Matcher matcher = pattern.matcher(fileContent);
StringBuilder sb = new StringBuilder();
while(matcher.matches()) {
    sb.append(matcher.group()).append("\n");
}
return sb.toString();

However, I would like the extractions to be formatted with the references(dollar sign,$) and literal-character-escaping (backslash,\) support, just like the replacement in Matcher.replaceAll(replacement)(Doc). For example:

fileContent = """
    aaabbcac aabb
    bcbcbbccc babba
""";
pattern = Pattern.compile("bb.*(.)(abb)");
extractionFormatter = "$1: $0, \\$$2";

The expected output would be:

a: bbcac aabb, $abb
b: bbccc babb, $abb

I hope you understand what I am trying to do. Do you know if there is any existing library/method that can achieve this without having me to reinvent the wheel?

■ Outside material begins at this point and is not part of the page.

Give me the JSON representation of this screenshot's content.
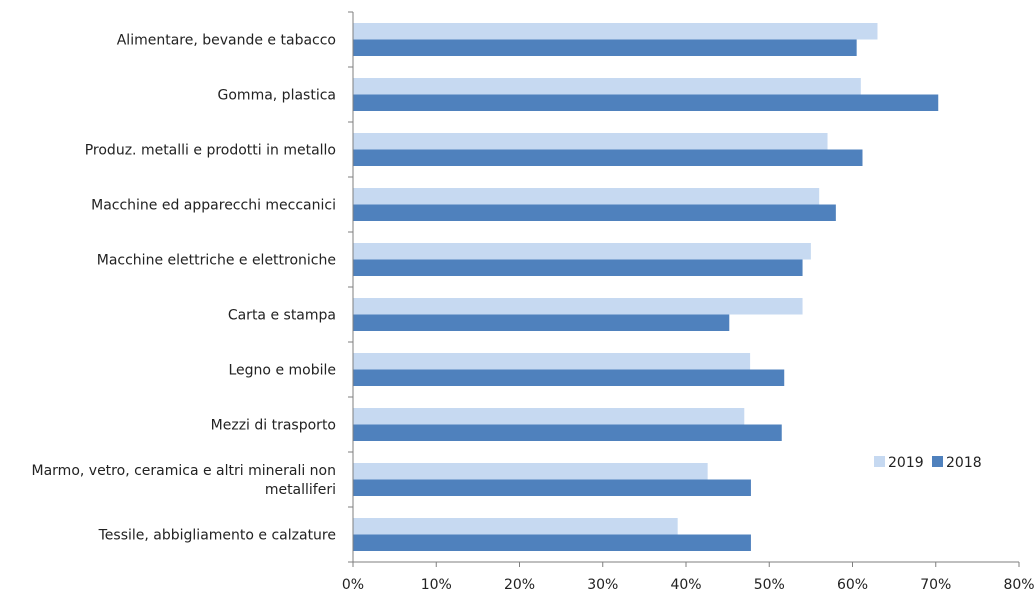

CodePudding user response：

You can use the results method from the Matcher class which returns a stream of MatchResults to first get all matches, get the results as string using MatchResult.group, replace now using the method String.replaceAll using the pattern as regex and your extractionFormatter as replacement and finally join all using new line:

String fileContent = "aaabbcac aabb\n"  
                     "bcbcbbccc babba";

Pattern pattern = Pattern.compile("bb.*(.)(abb)");
String extractionFormatter = "$1: $0, \\$$2";

String output = pattern.matcher(fileContent)
                        .results()
                        .map(MatchResult::group)
                        .map(s -> s.replaceAll(pattern.pattern(), extractionFormatter))
                        .collect(Collectors.joining(System.lineSeparator()));

System.out.println(output);

CodePudding user response：

You can use String.replaceAll instead.

The thing to note is that if you want to get the desired output with capture groups, you would have to match (to remove) from the string that should not be there in the replacement.

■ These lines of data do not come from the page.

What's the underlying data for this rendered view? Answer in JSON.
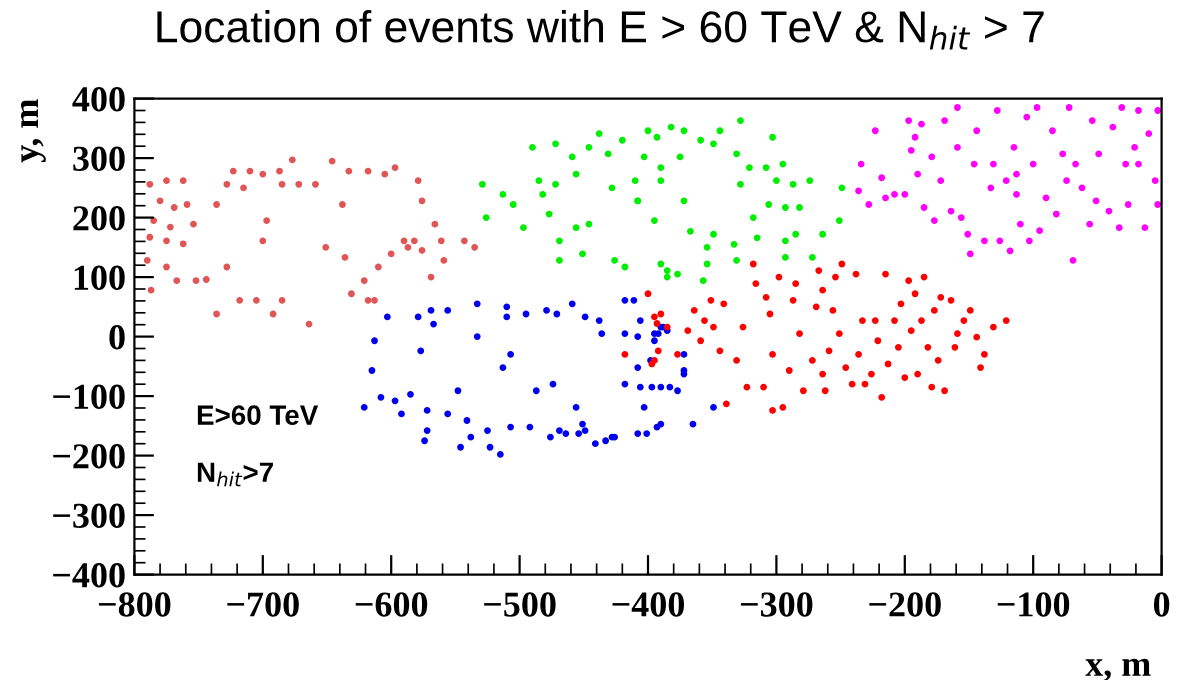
{
  "chart_data": {
    "type": "scatter",
    "title": "Location of events with E > 60 TeV & N$_{hit}$ > 7",
    "xlabel": "x, m",
    "ylabel": "y, m",
    "annotations": [
      "E>60 TeV",
      "N$_{hit}$>7"
    ],
    "xlim": [
      -800,
      0
    ],
    "ylim": [
      -400,
      400
    ],
    "xticks": [
      -800,
      -700,
      -600,
      -500,
      -400,
      -300,
      -200,
      -100,
      0
    ],
    "yticks": [
      -400,
      -300,
      -200,
      -100,
      0,
      100,
      200,
      300,
      400
    ],
    "grid": false,
    "legend": false,
    "marker": "circle",
    "series": [
      {
        "color": "#e05555",
        "x": [
          -788,
          -775,
          -762,
          -780,
          -769,
          -759,
          -785,
          -772,
          -754,
          -788,
          -775,
          -762,
          -790,
          -775,
          -767,
          -787,
          -752,
          -744,
          -736,
          -728,
          -723,
          -715,
          -710,
          -700,
          -687,
          -677,
          -685,
          -697,
          -700,
          -728,
          -736,
          -718,
          -705,
          -692,
          -685,
          -664,
          -672,
          -659,
          -646,
          -638,
          -633,
          -618,
          -605,
          -597,
          -579,
          -576,
          -651,
          -636,
          -631,
          -621,
          -610,
          -618,
          -613,
          -600,
          -587,
          -582,
          -576,
          -566,
          -561,
          -559,
          -569,
          -543,
          -535,
          -590
        ],
        "values": [
          256,
          262,
          262,
          228,
          217,
          222,
          195,
          184,
          189,
          167,
          161,
          156,
          128,
          117,
          94,
          78,
          94,
          96,
          222,
          256,
          278,
          250,
          278,
          273,
          278,
          297,
          256,
          195,
          161,
          117,
          38,
          61,
          61,
          38,
          61,
          21,
          256,
          256,
          295,
          222,
          278,
          278,
          273,
          284,
          262,
          228,
          150,
          133,
          72,
          94,
          117,
          61,
          61,
          139,
          150,
          161,
          145,
          189,
          161,
          128,
          100,
          161,
          150,
          161
        ]
      },
      {
        "color": "#0000ee",
        "x": [
          -603,
          -613,
          -615,
          -621,
          -608,
          -597,
          -592,
          -585,
          -577,
          -579,
          -567,
          -569,
          -556,
          -572,
          -572,
          -574,
          -556,
          -548,
          -546,
          -541,
          -538,
          -533,
          -533,
          -525,
          -523,
          -515,
          -513,
          -507,
          -507,
          -510,
          -510,
          -495,
          -492,
          -487,
          -479,
          -476,
          -474,
          -469,
          -471,
          -464,
          -459,
          -456,
          -454,
          -451,
          -449,
          -449,
          -441,
          -438,
          -436,
          -433,
          -428,
          -426,
          -418,
          -418,
          -418,
          -408,
          -403,
          -408,
          -397,
          -392,
          -390,
          -411,
          -406,
          -408,
          -395,
          -395,
          -388,
          -385,
          -398,
          -406,
          -390,
          -383,
          -377,
          -372,
          -372,
          -372,
          -349,
          -365,
          -390,
          -393,
          -401
        ],
        "values": [
          33,
          -7,
          -57,
          -119,
          -102,
          -108,
          -130,
          -97,
          -24,
          33,
          21,
          44,
          44,
          -124,
          -158,
          -175,
          -130,
          -91,
          -186,
          -141,
          -169,
          55,
          0,
          -158,
          -186,
          -198,
          -52,
          -30,
          -152,
          50,
          33,
          38,
          -152,
          -91,
          44,
          -169,
          -80,
          -158,
          38,
          -163,
          55,
          -119,
          -163,
          -147,
          33,
          -158,
          -180,
          27,
          5,
          -175,
          -169,
          -169,
          61,
          5,
          -80,
          -163,
          -119,
          -52,
          -85,
          5,
          16,
          61,
          27,
          0,
          5,
          -7,
          16,
          10,
          -40,
          -85,
          -85,
          -85,
          -91,
          -57,
          -30,
          -63,
          -119,
          -147,
          -147,
          -152,
          -163
        ]
      },
      {
        "color": "#00ee00",
        "x": [
          -529,
          -526,
          -513,
          -505,
          -497,
          -490,
          -485,
          -482,
          -477,
          -472,
          -469,
          -469,
          -472,
          -459,
          -456,
          -456,
          -451,
          -446,
          -446,
          -438,
          -431,
          -428,
          -426,
          -420,
          -418,
          -410,
          -403,
          -408,
          -400,
          -390,
          -382,
          -385,
          -393,
          -372,
          -359,
          -349,
          -344,
          -328,
          -375,
          -390,
          -408,
          -395,
          -372,
          -331,
          -321,
          -328,
          -303,
          -308,
          -300,
          -295,
          -287,
          -274,
          -306,
          -293,
          -282,
          -318,
          -264,
          -251,
          -249,
          -349,
          -333,
          -315,
          -293,
          -285,
          -354,
          -367,
          -390,
          -377,
          -354,
          -357,
          -331,
          -293,
          -272,
          -385
        ],
        "values": [
          256,
          200,
          239,
          222,
          183,
          318,
          262,
          239,
          206,
          324,
          161,
          128,
          256,
          302,
          273,
          183,
          139,
          318,
          189,
          341,
          307,
          250,
          128,
          330,
          117,
          262,
          302,
          228,
          346,
          284,
          352,
          100,
          335,
          346,
          330,
          324,
          346,
          363,
          302,
          262,
          228,
          195,
          228,
          307,
          284,
          256,
          335,
          284,
          262,
          290,
          256,
          262,
          222,
          217,
          217,
          200,
          172,
          195,
          250,
          172,
          155,
          166,
          161,
          172,
          150,
          177,
          122,
          105,
          122,
          94,
          128,
          133,
          133,
          111
        ]
      },
      {
        "color": "#ff0000",
        "x": [
          -390,
          -393,
          -385,
          -395,
          -377,
          -369,
          -364,
          -359,
          -356,
          -351,
          -349,
          -341,
          -344,
          -339,
          -331,
          -326,
          -323,
          -318,
          -316,
          -310,
          -308,
          -305,
          -303,
          -303,
          -298,
          -295,
          -290,
          -287,
          -285,
          -282,
          -279,
          -272,
          -269,
          -267,
          -264,
          -264,
          -262,
          -259,
          -256,
          -254,
          -251,
          -249,
          -246,
          -241,
          -238,
          -236,
          -233,
          -231,
          -226,
          -223,
          -221,
          -218,
          -215,
          -213,
          -208,
          -205,
          -203,
          -200,
          -197,
          -195,
          -192,
          -190,
          -187,
          -185,
          -182,
          -179,
          -177,
          -174,
          -172,
          -169,
          -164,
          -161,
          -159,
          -154,
          -149,
          -144,
          -141,
          -138,
          -131,
          -121,
          -400,
          -395,
          -418,
          -392,
          -397
        ],
        "values": [
          38,
          22,
          16,
          -40,
          -30,
          10,
          44,
          -7,
          27,
          61,
          16,
          55,
          -24,
          -113,
          -40,
          16,
          -85,
          122,
          89,
          -85,
          66,
          38,
          -30,
          -124,
          100,
          -119,
          -57,
          61,
          89,
          5,
          -91,
          -40,
          50,
          111,
          78,
          -63,
          -91,
          -24,
          44,
          100,
          5,
          122,
          -52,
          -80,
          105,
          -30,
          27,
          -80,
          -63,
          27,
          -7,
          -102,
          105,
          -46,
          27,
          -18,
          55,
          -69,
          94,
          10,
          72,
          -63,
          27,
          100,
          -18,
          -85,
          44,
          -40,
          66,
          -91,
          61,
          -18,
          5,
          27,
          44,
          -1,
          -52,
          -30,
          16,
          27,
          72,
          33,
          -30,
          -24,
          -46
        ]
      },
      {
        "color": "#ff00ff",
        "x": [
          -234,
          -236,
          -228,
          -223,
          -218,
          -215,
          -208,
          -200,
          -197,
          -195,
          -190,
          -192,
          -187,
          -185,
          -179,
          -177,
          -172,
          -169,
          -164,
          -159,
          -159,
          -156,
          -151,
          -149,
          -146,
          -144,
          -138,
          -133,
          -131,
          -128,
          -126,
          -121,
          -118,
          -115,
          -113,
          -110,
          -105,
          -103,
          -100,
          -97,
          -95,
          -90,
          -85,
          -82,
          -77,
          -74,
          -72,
          -69,
          -67,
          -62,
          -56,
          -54,
          -49,
          -41,
          -38,
          -33,
          -31,
          -28,
          -26,
          -21,
          -18,
          -13,
          -10,
          -5,
          -3,
          -3,
          -18,
          -51,
          -113
        ],
        "values": [
          290,
          245,
          222,
          346,
          267,
          233,
          239,
          239,
          363,
          313,
          273,
          335,
          357,
          217,
          302,
          195,
          262,
          363,
          211,
          385,
          318,
          200,
          172,
          139,
          290,
          346,
          161,
          250,
          290,
          380,
          161,
          262,
          144,
          318,
          239,
          189,
          369,
          161,
          290,
          385,
          178,
          233,
          346,
          206,
          307,
          262,
          385,
          128,
          290,
          250,
          189,
          363,
          307,
          211,
          352,
          183,
          385,
          290,
          222,
          318,
          380,
          183,
          341,
          262,
          222,
          380,
          290,
          228,
          273
        ]
      }
    ]
  }
}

Using a pattern that would give the desired output:

String fileContent = """
aaabbcac aabb
bcbcbbccc babba
""";
String pattern = "(?m)^.*?(bb\\S*).*(.)(abb).*$";
String extractionFormatter = "$2: $1 $2$3, \\$$3";
System.out.print(fileContent.replaceAll(pattern, extractionFormatter));

Output

a: bbcac aabb, $abb
b: bbccc babb, $abb

See a Java demo.

Or using the Stringbuilder, Matcher and the while loop:

String fileContent = """
aaabbcac aabb
bcbcbbccc babba
""";
String pat = "bb.*(.)(abb)";
Pattern pattern = Pattern.compile(pat);
Matcher matcher = pattern.matcher(fileContent);
String extractionFormatter = "$1: $0, \\$$2";
StringBuilder sb = new StringBuilder();

while(matcher.find()) {
    sb.append(matcher.group().replaceAll(pat, extractionFormatter)).append("\n");
}
System.out.print(sb);

See a Java demo.